TIle-db s3 documentation

I am looking for documentation on how to store and access TIle-db array to and from AWS S3 bucket. Unfortunately, docs are pretty much non-existent. I stumbled [upon this page] (https://docs.tiledb.com/main/) when I Google for Tile-db s3. To my dismay, this page has no documentation or mention of how to store/access tile-db array from S3 bucket.

Can someone point me to any authoritative guide on how to store/retrieve tile-db array from aws s3 bucket?

You can start here: https://docs.tiledb.com/developer/backends/s3

The page details how to setup AWS credentials (if you need to), and after that it is just another URI so s3://my_bucket/my_array should be accessible to you (provided you built with s3 support) just like a local file would be.

For reference, here is example code accessing a bucket in us-west-1:

#include <tiledb/tiledb>
#include <iostream>

using namespace tiledb;
// dimension type
using DIM_T = uint64_t;

int main(int argc, char** argv) {
    if (std::getenv("AWS_ACCESS_KEY_ID") == nullptr || std::getenv("AWS_SECRET_ACCESS_KEY") == nullptr) {
        std::cout << "missing AWS_* access environment variables!" << std::endl;
        exit(1);
    }

    tiledb::Config cfg;
    cfg["vfs.s3.aws_access_key_id"] = std::string(std::getenv("AWS_ACCESS_KEY_ID"));
    cfg["vfs.s3.aws_secret_access_key"] = std::string(std::getenv("AWS_SECRET_ACCESS_KEY"));
    cfg["vfs.s3.region"] = "us-west-1";

    tiledb::Context ctx(cfg);

    // replace with URI of bucket you have access to using credentials above
    std::string uri("s3://bucket-us-west-1/test-array-4x4");

    auto array = tiledb::Array(ctx, uri, TILEDB_READ);
    auto schema = array.schema();
    auto domain = schema.domain();
    std::cout << "ndim: " << domain.ndim() << std::endl;

    std::vector<double> data(16);

    Query query(ctx, array, TILEDB_READ);
    query.set_layout(TILEDB_ROW_MAJOR)
         .set_buffer("", data);

    std::vector<DIM_T> subarray({0,3,0,3});
    query.set_subarray(subarray);

    query.submit();

    if (query.query_status() != Query::Status::COMPLETE) {
        std::cout << "query returned but not 'complete'" << std::endl;
        exit(1);
    }

    std::cout << "data[0,0]: " << data[0] << " data[3,3]: " << data[15] << std::endl;
}

Ok i have been facing this error

Exception: InvalidAccessKeyId
Error message: The AWS Access Key Id you provided does not exist in our records. with address : 52.219.24.144

My Access Key is : ASIA****

I have copied/pasted access_key and sexret from my aws config file. Also, I also see Session_token in the file as well. Not sure if this failure has anything to do with session token.

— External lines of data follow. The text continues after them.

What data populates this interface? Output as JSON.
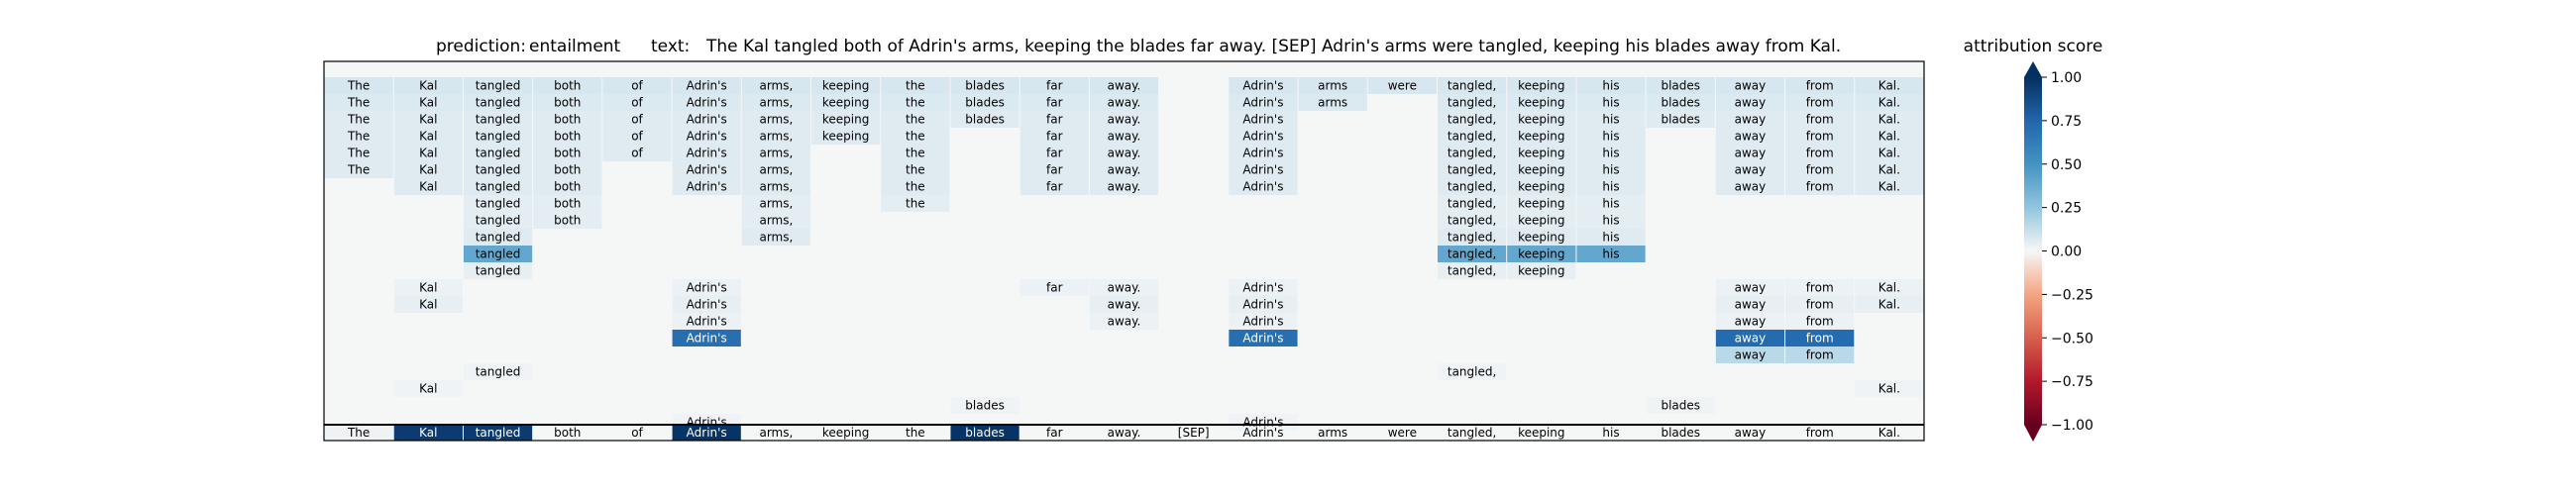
{
  "title": {
    "prediction_label": "prediction:",
    "prediction_value": "entailment",
    "text_label": "text:",
    "text_value": "The Kal tangled both of Adrin's arms, keeping the blades far away. [SEP] Adrin's arms were tangled, keeping his blades away from Kal."
  },
  "colorbar": {
    "label": "attribution score",
    "ticks": [
      "1.00",
      "0.75",
      "0.50",
      "0.25",
      "0.00",
      "−0.25",
      "−0.50",
      "−0.75",
      "−1.00"
    ],
    "tick_values": [
      1.0,
      0.75,
      0.5,
      0.25,
      0.0,
      -0.25,
      -0.5,
      -0.75,
      -1.0
    ],
    "colormap": "RdBu",
    "extend": "both"
  },
  "colors": {
    "grid_background": "#f5f7f7",
    "frame": "#000000",
    "bottom_highlight": "#08306b"
  },
  "chart_data": {
    "type": "heatmap",
    "tokens": [
      "The",
      "Kal",
      "tangled",
      "both",
      "of",
      "Adrin's",
      "arms,",
      "keeping",
      "the",
      "blades",
      "far",
      "away.",
      "[SEP]",
      "Adrin's",
      "arms",
      "were",
      "tangled,",
      "keeping",
      "his",
      "blades",
      "away",
      "from",
      "Kal."
    ],
    "bottom_row_scores": [
      0.02,
      0.95,
      0.95,
      0.0,
      0.0,
      0.98,
      0.0,
      0.0,
      0.0,
      0.98,
      0.0,
      0.0,
      0.0,
      0.0,
      0.0,
      0.0,
      0.0,
      0.0,
      0.0,
      0.0,
      0.0,
      0.0,
      0.0
    ],
    "rows": [
      {
        "cells": [
          [
            0,
            0.08
          ],
          [
            1,
            0.08
          ],
          [
            2,
            0.08
          ],
          [
            3,
            0.08
          ],
          [
            4,
            0.08
          ],
          [
            5,
            0.08
          ],
          [
            6,
            0.08
          ],
          [
            7,
            0.08
          ],
          [
            8,
            0.08
          ],
          [
            9,
            0.08
          ],
          [
            10,
            0.08
          ],
          [
            11,
            0.08
          ],
          [
            13,
            0.08
          ],
          [
            14,
            0.08
          ],
          [
            15,
            0.08
          ],
          [
            16,
            0.08
          ],
          [
            17,
            0.08
          ],
          [
            18,
            0.08
          ],
          [
            19,
            0.08
          ],
          [
            20,
            0.08
          ],
          [
            21,
            0.08
          ],
          [
            22,
            0.08
          ]
        ]
      },
      {
        "cells": [
          [
            0,
            0.07
          ],
          [
            1,
            0.07
          ],
          [
            2,
            0.07
          ],
          [
            3,
            0.07
          ],
          [
            4,
            0.07
          ],
          [
            5,
            0.07
          ],
          [
            6,
            0.07
          ],
          [
            7,
            0.07
          ],
          [
            8,
            0.07
          ],
          [
            9,
            0.07
          ],
          [
            10,
            0.07
          ],
          [
            11,
            0.07
          ],
          [
            13,
            0.07
          ],
          [
            14,
            0.07
          ],
          [
            16,
            0.07
          ],
          [
            17,
            0.07
          ],
          [
            18,
            0.07
          ],
          [
            19,
            0.07
          ],
          [
            20,
            0.07
          ],
          [
            21,
            0.07
          ],
          [
            22,
            0.07
          ]
        ]
      },
      {
        "cells": [
          [
            0,
            0.06
          ],
          [
            1,
            0.06
          ],
          [
            2,
            0.06
          ],
          [
            3,
            0.06
          ],
          [
            4,
            0.06
          ],
          [
            5,
            0.06
          ],
          [
            6,
            0.06
          ],
          [
            7,
            0.06
          ],
          [
            8,
            0.06
          ],
          [
            9,
            0.06
          ],
          [
            10,
            0.06
          ],
          [
            11,
            0.06
          ],
          [
            13,
            0.06
          ],
          [
            16,
            0.06
          ],
          [
            17,
            0.06
          ],
          [
            18,
            0.06
          ],
          [
            19,
            0.06
          ],
          [
            20,
            0.06
          ],
          [
            21,
            0.06
          ],
          [
            22,
            0.06
          ]
        ]
      },
      {
        "cells": [
          [
            0,
            0.06
          ],
          [
            1,
            0.06
          ],
          [
            2,
            0.06
          ],
          [
            3,
            0.06
          ],
          [
            4,
            0.06
          ],
          [
            5,
            0.06
          ],
          [
            6,
            0.06
          ],
          [
            7,
            0.06
          ],
          [
            8,
            0.06
          ],
          [
            10,
            0.06
          ],
          [
            11,
            0.06
          ],
          [
            13,
            0.06
          ],
          [
            16,
            0.06
          ],
          [
            17,
            0.06
          ],
          [
            18,
            0.06
          ],
          [
            20,
            0.06
          ],
          [
            21,
            0.06
          ],
          [
            22,
            0.06
          ]
        ]
      },
      {
        "cells": [
          [
            0,
            0.06
          ],
          [
            1,
            0.06
          ],
          [
            2,
            0.06
          ],
          [
            3,
            0.06
          ],
          [
            4,
            0.06
          ],
          [
            5,
            0.06
          ],
          [
            6,
            0.06
          ],
          [
            8,
            0.06
          ],
          [
            10,
            0.06
          ],
          [
            11,
            0.06
          ],
          [
            13,
            0.06
          ],
          [
            16,
            0.06
          ],
          [
            17,
            0.06
          ],
          [
            18,
            0.06
          ],
          [
            20,
            0.06
          ],
          [
            21,
            0.06
          ],
          [
            22,
            0.06
          ]
        ]
      },
      {
        "cells": [
          [
            0,
            0.06
          ],
          [
            1,
            0.06
          ],
          [
            2,
            0.06
          ],
          [
            3,
            0.06
          ],
          [
            5,
            0.06
          ],
          [
            6,
            0.06
          ],
          [
            8,
            0.06
          ],
          [
            10,
            0.06
          ],
          [
            11,
            0.06
          ],
          [
            13,
            0.06
          ],
          [
            16,
            0.06
          ],
          [
            17,
            0.06
          ],
          [
            18,
            0.06
          ],
          [
            20,
            0.06
          ],
          [
            21,
            0.06
          ],
          [
            22,
            0.06
          ]
        ]
      },
      {
        "cells": [
          [
            1,
            0.06
          ],
          [
            2,
            0.06
          ],
          [
            3,
            0.06
          ],
          [
            5,
            0.06
          ],
          [
            6,
            0.06
          ],
          [
            8,
            0.06
          ],
          [
            10,
            0.06
          ],
          [
            11,
            0.06
          ],
          [
            13,
            0.06
          ],
          [
            16,
            0.06
          ],
          [
            17,
            0.06
          ],
          [
            18,
            0.06
          ],
          [
            20,
            0.06
          ],
          [
            21,
            0.06
          ],
          [
            22,
            0.06
          ]
        ]
      },
      {
        "cells": [
          [
            2,
            0.05
          ],
          [
            3,
            0.05
          ],
          [
            6,
            0.05
          ],
          [
            8,
            0.05
          ],
          [
            16,
            0.05
          ],
          [
            17,
            0.05
          ],
          [
            18,
            0.05
          ]
        ]
      },
      {
        "cells": [
          [
            2,
            0.05
          ],
          [
            3,
            0.05
          ],
          [
            6,
            0.05
          ],
          [
            16,
            0.05
          ],
          [
            17,
            0.05
          ],
          [
            18,
            0.05
          ]
        ]
      },
      {
        "cells": [
          [
            2,
            0.06
          ],
          [
            6,
            0.06
          ],
          [
            16,
            0.06
          ],
          [
            17,
            0.06
          ],
          [
            18,
            0.06
          ]
        ]
      },
      {
        "cells": [
          [
            2,
            0.4
          ],
          [
            16,
            0.4
          ],
          [
            17,
            0.4
          ],
          [
            18,
            0.4
          ]
        ]
      },
      {
        "cells": [
          [
            2,
            0.04
          ],
          [
            16,
            0.04
          ],
          [
            17,
            0.04
          ]
        ]
      },
      {
        "cells": [
          [
            1,
            0.03
          ],
          [
            5,
            0.03
          ],
          [
            10,
            0.03
          ],
          [
            11,
            0.03
          ],
          [
            13,
            0.03
          ],
          [
            20,
            0.03
          ],
          [
            21,
            0.03
          ],
          [
            22,
            0.03
          ]
        ]
      },
      {
        "cells": [
          [
            1,
            0.04
          ],
          [
            5,
            0.04
          ],
          [
            11,
            0.04
          ],
          [
            13,
            0.04
          ],
          [
            20,
            0.04
          ],
          [
            21,
            0.04
          ],
          [
            22,
            0.04
          ]
        ]
      },
      {
        "cells": [
          [
            5,
            0.03
          ],
          [
            11,
            0.03
          ],
          [
            13,
            0.03
          ],
          [
            20,
            0.03
          ],
          [
            21,
            0.03
          ]
        ]
      },
      {
        "cells": [
          [
            5,
            0.7
          ],
          [
            13,
            0.7
          ],
          [
            20,
            0.72
          ],
          [
            21,
            0.72
          ]
        ]
      },
      {
        "cells": [
          [
            20,
            0.15
          ],
          [
            21,
            0.15
          ]
        ]
      },
      {
        "cells": [
          [
            2,
            0.02
          ],
          [
            16,
            0.02
          ]
        ]
      },
      {
        "cells": [
          [
            1,
            0.02
          ],
          [
            22,
            0.02
          ]
        ]
      },
      {
        "cells": [
          [
            9,
            0.02
          ],
          [
            19,
            0.02
          ]
        ]
      },
      {
        "cells": [
          [
            5,
            0.02
          ],
          [
            13,
            0.02
          ]
        ]
      }
    ]
  }
}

Also, my aws creds are granted to me via https://github.com/Nike-Inc/gimme-aws-creds MFA. and the they are issued to a profile name ‘global’ not ‘default’ not sure if that makes any difference.

If you feel like I am diverging or these details are out of scope for origina question then I can post another question. Please let me know

Ok, I believe this kind of access key will require us to pass the session token along with the key/secret pair. I’ve opened an issue about this in our tracker.

In the meantime, if you do not set any credentials in the environment or via a config object, then TileDB (via the AWS C++ SDK which we use internally) should load the credentials from the AWS CLI config (if you have set the credentials with aws login). In that case, I think the token should be correctly included and the request may work.

Also, if you have built TileDB from source and are willing to try a test, you could temporarily hard-code the session token here:

add the token after secret_access_key here:

Aws::Auth::AWSCredentials(access_key_id, secret_access_key, “session token”)

(we will need to set up/learn Amazon STS in order to test this ourselves, so if you are able to confirm the change above works, that will be very helpful to get this feature added more quickly)

@TileDbUser we’ve added support for STS tokens in the following pull request:

If you have built TileDB from source, please do test the change above and let us know. This code will be included in the next release.

In the meantime, adding to the note above, if you do not set tokens in the TileDB config, then the AWS SDK will attempt to find credentials from:

  • config directory, as set by aws login
  • environment variables AWS_ACCESS_KEY_ID, AWS_SECRET_ACCESS_KEY, and AWS_SESSION_TOKEN if necessary (see this document)

@ihnorton my apologies for late reply on this. While debugging this issue, I did take the approach of using a regular account which does not rely on STS token to at least do my POC on TIle-db S3.

I haven’t had a chance to build your PR locally and try it with my profile which uses Session_token. However, I can definitely give it a shot once the code is merged and I can set session_key directly from tile-db API.

Thank you so much for your time on this issue. I really appreciate it.